Interestingly, the false negative rate of 18 F-FDG in MDR2−/− mice is consistent with clinical evaluation of 18 F-FDG as the primary imaging biomarker in HCC in patients [3740]. Moreover, recent quantitative studies of metabolic genes obtained from liver biopsies suggests that 18 F-FDG uptake in HCC is linked to expression of acetyl Coenzyme-A (CoA)-Synthetase-1 (ACSS1) an enzyme that generates acetyl-CoA from acetate and CoA, with the hydrolysis of ATP to AMP and diphosphate [49, 50]. In mice hepatic ACSS1 expression is relatively low with respect to other acetyl-CoA enzymes and in the absence of other acetyl-CoA synthesizing enzymes ACSS1 is not sufficient to support murine development [51]. The increase in cardiac 18 F-FDG in MDR2−/− mice is not currently well understood, but may be linked to an increase in glucose transporters of the heart. It is well know that GLUT4, the main contributor of glucose transport in the heart [52] and MDR2 are both regulated by PI3K/AKT signaling pathway. PI3K-AKT controls the GLUT4 translocation from intracellular vesicles to the plasma membrane [53]. In a similar manner PI3K/AKT activity also regulates MDR2 transporter activity [54]. At this time no information exists pertaining to cardiac AKT levels in MDR2−/− mice or the effect of MDR2 gene deletion on cardiac GLUT4 expression; however, current reports show that reduction of MDR activity with functional inhibitors increases chemo-sensitivity without affecting AKT phosphorylation [55]. The connection amongst MDR2, GLUT4, and 18 F-FDG in the heart requires additional investigation to better understand any interactions.

We are cognizant that observations in MDR2 gene knockout mice may not be 100 % comparable to that seen in patients.
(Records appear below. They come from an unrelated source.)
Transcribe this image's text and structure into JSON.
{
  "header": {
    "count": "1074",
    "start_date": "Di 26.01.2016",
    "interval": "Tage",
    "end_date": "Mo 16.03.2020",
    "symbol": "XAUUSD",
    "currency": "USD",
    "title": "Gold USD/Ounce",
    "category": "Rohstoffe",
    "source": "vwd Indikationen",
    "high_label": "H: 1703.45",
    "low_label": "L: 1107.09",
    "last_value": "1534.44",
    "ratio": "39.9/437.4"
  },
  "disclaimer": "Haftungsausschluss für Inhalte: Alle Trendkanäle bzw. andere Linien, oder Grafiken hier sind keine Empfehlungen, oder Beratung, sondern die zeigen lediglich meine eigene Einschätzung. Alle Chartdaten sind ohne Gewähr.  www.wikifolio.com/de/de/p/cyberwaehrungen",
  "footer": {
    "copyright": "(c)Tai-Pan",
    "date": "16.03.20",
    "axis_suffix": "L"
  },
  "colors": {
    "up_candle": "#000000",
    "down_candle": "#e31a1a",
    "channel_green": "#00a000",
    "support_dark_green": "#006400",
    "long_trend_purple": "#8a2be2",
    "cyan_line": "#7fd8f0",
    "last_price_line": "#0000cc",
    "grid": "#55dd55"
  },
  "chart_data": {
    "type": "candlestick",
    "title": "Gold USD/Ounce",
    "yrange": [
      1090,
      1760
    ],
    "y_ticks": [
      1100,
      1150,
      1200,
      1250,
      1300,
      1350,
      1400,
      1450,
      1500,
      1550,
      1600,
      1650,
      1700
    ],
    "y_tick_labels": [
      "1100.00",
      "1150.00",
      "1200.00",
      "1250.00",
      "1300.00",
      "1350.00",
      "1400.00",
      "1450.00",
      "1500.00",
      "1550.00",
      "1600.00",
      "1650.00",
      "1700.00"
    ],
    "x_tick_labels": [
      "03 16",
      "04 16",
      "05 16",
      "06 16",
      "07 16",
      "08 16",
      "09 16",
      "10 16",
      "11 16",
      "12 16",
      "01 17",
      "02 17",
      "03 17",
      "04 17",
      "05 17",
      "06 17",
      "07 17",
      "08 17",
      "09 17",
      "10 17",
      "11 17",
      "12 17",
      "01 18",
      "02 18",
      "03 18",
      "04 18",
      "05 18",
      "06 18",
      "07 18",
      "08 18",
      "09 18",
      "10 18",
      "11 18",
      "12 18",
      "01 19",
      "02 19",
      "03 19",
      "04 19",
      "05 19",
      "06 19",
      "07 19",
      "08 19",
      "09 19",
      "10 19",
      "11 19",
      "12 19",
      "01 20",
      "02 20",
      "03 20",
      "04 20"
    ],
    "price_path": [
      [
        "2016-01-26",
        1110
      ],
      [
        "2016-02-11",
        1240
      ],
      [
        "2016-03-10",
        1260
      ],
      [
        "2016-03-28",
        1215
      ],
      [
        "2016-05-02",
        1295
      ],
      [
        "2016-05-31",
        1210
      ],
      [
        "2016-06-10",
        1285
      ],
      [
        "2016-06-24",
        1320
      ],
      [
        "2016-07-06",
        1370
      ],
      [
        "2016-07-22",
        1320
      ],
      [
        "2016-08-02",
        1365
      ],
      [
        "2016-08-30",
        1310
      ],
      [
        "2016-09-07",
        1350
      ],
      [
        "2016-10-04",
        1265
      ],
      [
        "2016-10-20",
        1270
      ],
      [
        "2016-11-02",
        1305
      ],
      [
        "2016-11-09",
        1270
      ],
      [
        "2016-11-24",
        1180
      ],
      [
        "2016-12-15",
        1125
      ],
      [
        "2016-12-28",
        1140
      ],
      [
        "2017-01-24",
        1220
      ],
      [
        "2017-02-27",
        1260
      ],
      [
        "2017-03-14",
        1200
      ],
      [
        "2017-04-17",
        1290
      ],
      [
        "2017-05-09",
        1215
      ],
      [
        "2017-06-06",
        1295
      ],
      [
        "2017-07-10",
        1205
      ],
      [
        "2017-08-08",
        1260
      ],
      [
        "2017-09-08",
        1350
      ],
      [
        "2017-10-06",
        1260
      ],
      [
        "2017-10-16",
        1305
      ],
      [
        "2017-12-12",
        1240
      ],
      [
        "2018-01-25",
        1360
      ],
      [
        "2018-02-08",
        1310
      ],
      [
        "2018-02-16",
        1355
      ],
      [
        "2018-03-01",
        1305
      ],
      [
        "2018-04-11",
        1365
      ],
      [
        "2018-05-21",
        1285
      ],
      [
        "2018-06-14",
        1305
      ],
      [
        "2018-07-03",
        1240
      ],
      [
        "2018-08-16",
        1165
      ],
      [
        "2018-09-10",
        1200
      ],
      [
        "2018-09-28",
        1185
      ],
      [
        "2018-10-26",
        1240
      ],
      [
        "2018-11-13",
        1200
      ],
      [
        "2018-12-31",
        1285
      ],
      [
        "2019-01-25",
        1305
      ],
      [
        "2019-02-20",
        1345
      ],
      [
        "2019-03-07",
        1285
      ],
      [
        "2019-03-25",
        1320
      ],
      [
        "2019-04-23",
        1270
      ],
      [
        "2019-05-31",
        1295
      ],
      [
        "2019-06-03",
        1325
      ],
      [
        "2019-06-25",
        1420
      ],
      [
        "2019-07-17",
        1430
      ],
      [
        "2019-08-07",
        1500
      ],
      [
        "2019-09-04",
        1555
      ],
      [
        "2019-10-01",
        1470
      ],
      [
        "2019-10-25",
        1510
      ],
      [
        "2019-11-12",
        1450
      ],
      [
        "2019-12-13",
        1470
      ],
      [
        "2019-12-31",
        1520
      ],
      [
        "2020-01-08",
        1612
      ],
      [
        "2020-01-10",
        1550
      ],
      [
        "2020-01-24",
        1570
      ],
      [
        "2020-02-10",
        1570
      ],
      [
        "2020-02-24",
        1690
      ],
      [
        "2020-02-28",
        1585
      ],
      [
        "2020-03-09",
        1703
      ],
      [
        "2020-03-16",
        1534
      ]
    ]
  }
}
In MDR2−/− mice chemotherapeutic clearance is potentially impaired, which would provide for a sustained dosing time [56]. MDR2−/− mice have a significant impairment of 99mTc-Sestamibi biliary excretion [57], which is a marker of MDR function, and thus biliary transport is reduced in MDR2−/− mice. However, this does not appear to interfere with 11C-acetate PET/CT imaging which was clearly elevated in MDR2−/− when compared to controls. To mitigate possible hepatobiliary change in 11C-acetate transport, standardized protocols could be used where treated and untreated groups are imaged longitudinally, thus increasing the statistical power and minimizing the possibility of erroneous results.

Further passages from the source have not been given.